Lettercutter
The Cardozo Kindersley Workshop, Cambridge
You treat them as one piece, because they are. The tempo of the lettering has to hold them together so they read as part of a single thought.
Emily is the working letterer at the Cardozo Kindersley Workshop. She has been at the workshop for eight years, which makes her - after Lida and Roxanne themselves - the most experienced cutter in the room. The Storm and the Calm After the Storm memorial pillar that anchors the journal entry of our visit is hers; the chisel on the wave detail is hers; the half-second of laughter when she looked up from the stone is hers.
Her training was inside the workshop, alongside Lida and Roxanne. She is the contemporary illustration of how the Cardozo Kindersley line continues. The apprentice who walked in off the street the morning we visited will, if everything goes the way it has gone for Emily, still be at the workshop in 2034 - cutting the commissions Roxanne has approved, working at the bench Emily was working at on this particular Wednesday in April.
The bench Emily was working at sits in the back room of the workshop, against the brick wall, with a vertical wooden easel for tall pieces and a horizontal trestle for flat work. The light comes from the high windows on the workshop’s back wall and from a skylight above. The Cardozo Kindersley working bench has not materially changed in the sixty years since David first set the workshop up. The tools at hand - chisels in a leather roll, a wooden mallet, the dummy, pencils sharpened in the workshop’s own way, the soft brush for clearing the cut - are the tools English letter-cutters have used for as long as English letters have been cut.
The piece on Emily’s easel on the morning we visited was a tall slate pillar, carved in two faces. One face read The Storm. The other, The Calm After The Storm. The commission was for someone who had been through an illness and had come out the other side, and who wanted the pillar for their home. The two faces were related but tonally opposite: the storm was rougher, faster cuts, with a wave detail breaking across the top of the lettering; the calm was open, generous, with a small sailing boat carved among the words and a single line traced beneath the boat to suggest still water.

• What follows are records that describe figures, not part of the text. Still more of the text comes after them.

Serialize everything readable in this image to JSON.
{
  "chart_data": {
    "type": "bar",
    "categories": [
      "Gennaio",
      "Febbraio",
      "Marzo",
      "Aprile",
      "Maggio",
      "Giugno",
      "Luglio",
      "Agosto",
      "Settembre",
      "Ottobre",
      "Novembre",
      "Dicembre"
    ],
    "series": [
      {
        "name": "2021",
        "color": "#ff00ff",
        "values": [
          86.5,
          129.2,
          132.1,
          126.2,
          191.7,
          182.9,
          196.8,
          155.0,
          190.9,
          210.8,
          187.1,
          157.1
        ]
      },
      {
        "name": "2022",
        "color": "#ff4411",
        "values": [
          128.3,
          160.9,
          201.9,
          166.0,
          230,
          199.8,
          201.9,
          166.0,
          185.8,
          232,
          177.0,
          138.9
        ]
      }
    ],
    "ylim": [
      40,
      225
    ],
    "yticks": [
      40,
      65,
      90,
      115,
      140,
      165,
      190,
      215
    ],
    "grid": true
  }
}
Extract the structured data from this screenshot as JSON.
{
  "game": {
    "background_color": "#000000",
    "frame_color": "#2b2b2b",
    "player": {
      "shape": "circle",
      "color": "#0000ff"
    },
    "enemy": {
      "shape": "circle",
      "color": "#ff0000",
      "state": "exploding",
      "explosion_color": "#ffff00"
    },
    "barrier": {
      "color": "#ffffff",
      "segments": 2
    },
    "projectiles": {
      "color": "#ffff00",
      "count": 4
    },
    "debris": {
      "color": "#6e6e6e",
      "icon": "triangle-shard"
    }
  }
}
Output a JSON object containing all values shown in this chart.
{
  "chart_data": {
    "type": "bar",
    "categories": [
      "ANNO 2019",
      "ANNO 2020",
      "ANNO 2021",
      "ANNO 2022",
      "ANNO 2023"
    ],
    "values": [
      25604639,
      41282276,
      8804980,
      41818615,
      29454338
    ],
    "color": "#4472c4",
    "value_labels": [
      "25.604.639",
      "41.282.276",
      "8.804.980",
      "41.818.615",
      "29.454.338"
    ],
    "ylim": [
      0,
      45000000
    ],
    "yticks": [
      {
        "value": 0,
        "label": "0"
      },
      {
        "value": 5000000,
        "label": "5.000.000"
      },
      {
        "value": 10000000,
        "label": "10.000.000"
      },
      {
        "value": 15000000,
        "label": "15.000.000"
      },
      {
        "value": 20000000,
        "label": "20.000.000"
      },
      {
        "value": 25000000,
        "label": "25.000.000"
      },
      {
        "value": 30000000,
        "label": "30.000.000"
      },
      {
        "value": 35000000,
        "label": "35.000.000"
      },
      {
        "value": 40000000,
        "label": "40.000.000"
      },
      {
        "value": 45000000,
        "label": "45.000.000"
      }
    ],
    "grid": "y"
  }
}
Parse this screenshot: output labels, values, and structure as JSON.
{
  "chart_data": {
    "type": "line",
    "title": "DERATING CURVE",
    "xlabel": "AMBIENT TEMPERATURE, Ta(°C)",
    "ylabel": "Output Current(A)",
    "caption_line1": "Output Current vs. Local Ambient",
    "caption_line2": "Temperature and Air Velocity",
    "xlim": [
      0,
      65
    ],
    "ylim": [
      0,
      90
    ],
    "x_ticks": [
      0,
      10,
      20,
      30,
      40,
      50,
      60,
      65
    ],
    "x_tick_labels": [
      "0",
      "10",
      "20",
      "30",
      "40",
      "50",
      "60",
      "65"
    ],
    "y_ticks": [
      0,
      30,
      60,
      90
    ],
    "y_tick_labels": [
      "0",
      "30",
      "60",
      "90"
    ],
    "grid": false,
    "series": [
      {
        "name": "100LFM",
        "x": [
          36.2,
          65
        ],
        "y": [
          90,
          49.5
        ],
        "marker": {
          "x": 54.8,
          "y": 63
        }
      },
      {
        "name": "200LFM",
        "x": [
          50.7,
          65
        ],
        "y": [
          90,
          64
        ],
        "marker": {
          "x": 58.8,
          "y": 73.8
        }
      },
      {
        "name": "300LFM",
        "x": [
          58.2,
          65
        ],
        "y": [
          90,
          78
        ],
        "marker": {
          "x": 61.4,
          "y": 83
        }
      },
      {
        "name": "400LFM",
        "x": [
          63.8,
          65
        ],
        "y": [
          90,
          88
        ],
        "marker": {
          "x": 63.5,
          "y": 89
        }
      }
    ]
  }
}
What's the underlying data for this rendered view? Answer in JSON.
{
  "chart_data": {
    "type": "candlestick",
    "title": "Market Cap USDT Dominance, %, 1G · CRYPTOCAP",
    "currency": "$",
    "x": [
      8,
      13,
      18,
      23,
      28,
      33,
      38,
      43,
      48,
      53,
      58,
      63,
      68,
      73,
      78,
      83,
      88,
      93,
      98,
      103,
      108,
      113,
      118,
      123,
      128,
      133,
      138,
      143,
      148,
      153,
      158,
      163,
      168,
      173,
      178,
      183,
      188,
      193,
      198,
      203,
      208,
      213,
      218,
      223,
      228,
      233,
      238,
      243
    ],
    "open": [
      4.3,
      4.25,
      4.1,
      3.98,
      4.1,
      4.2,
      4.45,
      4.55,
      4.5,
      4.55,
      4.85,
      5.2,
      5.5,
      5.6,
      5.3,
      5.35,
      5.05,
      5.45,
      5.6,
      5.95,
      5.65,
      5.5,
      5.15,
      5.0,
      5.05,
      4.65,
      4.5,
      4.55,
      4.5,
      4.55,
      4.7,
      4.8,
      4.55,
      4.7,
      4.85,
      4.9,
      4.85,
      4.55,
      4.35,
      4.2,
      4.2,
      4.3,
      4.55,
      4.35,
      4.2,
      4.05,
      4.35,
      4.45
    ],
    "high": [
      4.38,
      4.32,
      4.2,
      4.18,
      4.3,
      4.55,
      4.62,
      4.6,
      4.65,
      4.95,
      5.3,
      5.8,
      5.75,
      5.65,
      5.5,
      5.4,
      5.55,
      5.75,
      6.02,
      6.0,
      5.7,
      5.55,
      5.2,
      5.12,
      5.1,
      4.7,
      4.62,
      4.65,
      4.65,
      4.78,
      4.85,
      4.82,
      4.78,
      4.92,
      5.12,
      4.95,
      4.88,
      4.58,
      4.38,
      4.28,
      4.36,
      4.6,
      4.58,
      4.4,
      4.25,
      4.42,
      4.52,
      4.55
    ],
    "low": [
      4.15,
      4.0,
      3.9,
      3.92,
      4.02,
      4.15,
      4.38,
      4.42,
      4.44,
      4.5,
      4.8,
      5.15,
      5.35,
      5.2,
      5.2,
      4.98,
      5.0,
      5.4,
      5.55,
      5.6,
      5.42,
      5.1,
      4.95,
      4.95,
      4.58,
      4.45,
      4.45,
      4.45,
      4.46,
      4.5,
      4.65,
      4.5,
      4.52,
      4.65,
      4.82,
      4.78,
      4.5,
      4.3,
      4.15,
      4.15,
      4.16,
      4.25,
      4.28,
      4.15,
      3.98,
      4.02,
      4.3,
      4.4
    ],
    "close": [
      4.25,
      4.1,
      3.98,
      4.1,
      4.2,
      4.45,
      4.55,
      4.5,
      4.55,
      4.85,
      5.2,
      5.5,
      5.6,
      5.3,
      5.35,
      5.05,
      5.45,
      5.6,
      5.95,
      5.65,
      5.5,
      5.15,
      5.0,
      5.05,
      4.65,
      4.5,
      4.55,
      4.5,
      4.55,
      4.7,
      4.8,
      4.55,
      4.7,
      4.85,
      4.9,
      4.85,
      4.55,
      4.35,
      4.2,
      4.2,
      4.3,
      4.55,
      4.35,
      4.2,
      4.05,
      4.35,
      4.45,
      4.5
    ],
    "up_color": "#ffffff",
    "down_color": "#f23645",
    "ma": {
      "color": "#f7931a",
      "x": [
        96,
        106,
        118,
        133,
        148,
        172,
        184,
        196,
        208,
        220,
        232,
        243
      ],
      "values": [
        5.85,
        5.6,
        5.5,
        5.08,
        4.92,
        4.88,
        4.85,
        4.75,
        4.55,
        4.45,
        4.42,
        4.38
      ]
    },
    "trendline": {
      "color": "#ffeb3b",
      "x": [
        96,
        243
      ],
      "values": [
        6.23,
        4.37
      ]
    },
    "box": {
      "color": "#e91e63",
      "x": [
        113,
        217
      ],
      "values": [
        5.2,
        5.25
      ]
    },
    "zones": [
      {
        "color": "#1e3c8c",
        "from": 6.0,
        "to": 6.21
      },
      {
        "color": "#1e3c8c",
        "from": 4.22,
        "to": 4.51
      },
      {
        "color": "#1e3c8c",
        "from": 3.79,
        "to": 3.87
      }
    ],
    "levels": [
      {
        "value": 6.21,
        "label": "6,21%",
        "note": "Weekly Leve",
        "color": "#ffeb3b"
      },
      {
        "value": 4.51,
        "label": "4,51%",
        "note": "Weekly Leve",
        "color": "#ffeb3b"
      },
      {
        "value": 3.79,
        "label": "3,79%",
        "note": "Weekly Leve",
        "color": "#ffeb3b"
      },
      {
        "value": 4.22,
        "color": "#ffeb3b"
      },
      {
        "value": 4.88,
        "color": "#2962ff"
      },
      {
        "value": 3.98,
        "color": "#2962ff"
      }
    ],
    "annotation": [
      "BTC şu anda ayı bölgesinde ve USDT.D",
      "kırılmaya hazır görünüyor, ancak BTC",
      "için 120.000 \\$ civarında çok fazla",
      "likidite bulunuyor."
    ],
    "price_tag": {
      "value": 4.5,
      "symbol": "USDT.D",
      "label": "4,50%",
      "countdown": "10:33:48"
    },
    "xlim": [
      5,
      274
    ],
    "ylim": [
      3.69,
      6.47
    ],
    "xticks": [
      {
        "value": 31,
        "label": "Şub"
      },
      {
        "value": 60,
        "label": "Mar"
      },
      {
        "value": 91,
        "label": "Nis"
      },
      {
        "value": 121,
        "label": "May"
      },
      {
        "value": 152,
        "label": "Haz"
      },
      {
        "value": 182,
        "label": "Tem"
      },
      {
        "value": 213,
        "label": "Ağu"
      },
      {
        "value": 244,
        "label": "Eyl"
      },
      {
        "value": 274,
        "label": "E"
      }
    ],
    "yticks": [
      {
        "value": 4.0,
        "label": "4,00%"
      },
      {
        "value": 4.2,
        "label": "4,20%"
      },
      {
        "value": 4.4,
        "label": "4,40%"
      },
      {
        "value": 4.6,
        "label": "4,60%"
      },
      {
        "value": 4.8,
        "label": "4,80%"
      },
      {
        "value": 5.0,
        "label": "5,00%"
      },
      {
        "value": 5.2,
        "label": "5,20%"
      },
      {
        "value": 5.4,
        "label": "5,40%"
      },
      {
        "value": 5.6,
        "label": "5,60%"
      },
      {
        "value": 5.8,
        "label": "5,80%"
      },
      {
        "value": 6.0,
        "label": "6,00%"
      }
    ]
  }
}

I asked Emily what it was like to carve two such different tones on the same object. She said you treat them as one piece, because they are. You understand that what one side means depends on what the other side means. The tempo of the lettering has to hold them together so they read as part of a single thought - not two thoughts on opposite faces.
That is a sentence with the weight of eight years of cutting behind it. The workshop teaches at the level of letterforms; it teaches at the level of stone; and it teaches, eventually, at the level of pieces - how a finished object reads as a whole. Emily is at that third level. She is the person Roxanne sets the apprentices alongside, and she is the person Roxanne steps back to when there is something on a piece that needs the letterer’s ear rather than the head’s.
The chisel is held lightly. The dummy - the small wooden mallet - is held lightly. The cut comes from a controlled tap, not from a strike. The hand watches the stone, then the chisel, then the stone again. The eye is close to the work but never directly above it; the cutter wants to see the slope of the cut, not just the line. A frame of Emily’s hands at the wave on the storm side is the closest the archive gets to the actual mechanics of English letter-cutting.
What you see in a working letterer’s hand is patience. There is no hurry. The cut is going to take as long as it takes, and the stone will tell you when. The mistakes you can recover from with a careful hand are the mistakes the workshop has trained you to recognise; the ones you cannot are the ones the apprenticeship has taught you not to make in the first place. Emily has cut enough stone now that the recognition is automatic. The training is the thing that frees the hand.
Emily is the third generation in a Cardozo Kindersley line that runs from David through Lida and Roxanne. She is also one of the people who will, when the moment comes, train the next generation. Roxanne does the apprenticeship intake; Emily, as the most experienced of the working letterers under Roxanne, is among the people the new apprentice spends most of their time alongside. The pencil that the new apprentice was given to sharpen on the morning of our visit was sharpened the way Emily sharpens hers - because Emily is a generation closer to the apprentice than Roxanne or Lida is, and the apprentice will copy her as much as anyone.
That is how a working craft transmits. Not just from the matriarch to the head, but laterally - from the eight-year cutter to the first-year apprentice, in the way you sit at the bench, the way you hold the chisel, the way you respond when a piece goes wrong. The workshop is a place where the practical knowledge of the trade is constantly being passed sideways as well as down.
This is the archive’s single-visit record of Emily. The Bronica portraits from the morning of 22 April 2026 will be added when the roll returns from the lab. The longer treatment of the craft Emily is part of - the history of English stone letter-cutting from the Trajan tradition through Eric Gill and David Kindersley to the present - lives in the companion craft essay. This subject page is deliberately narrower: Emily as the working letterer in 2026, the longest-running apprentice the workshop has at this moment, the hand on the wave detail of a memorial that will sit in someone’s home for a hundred years.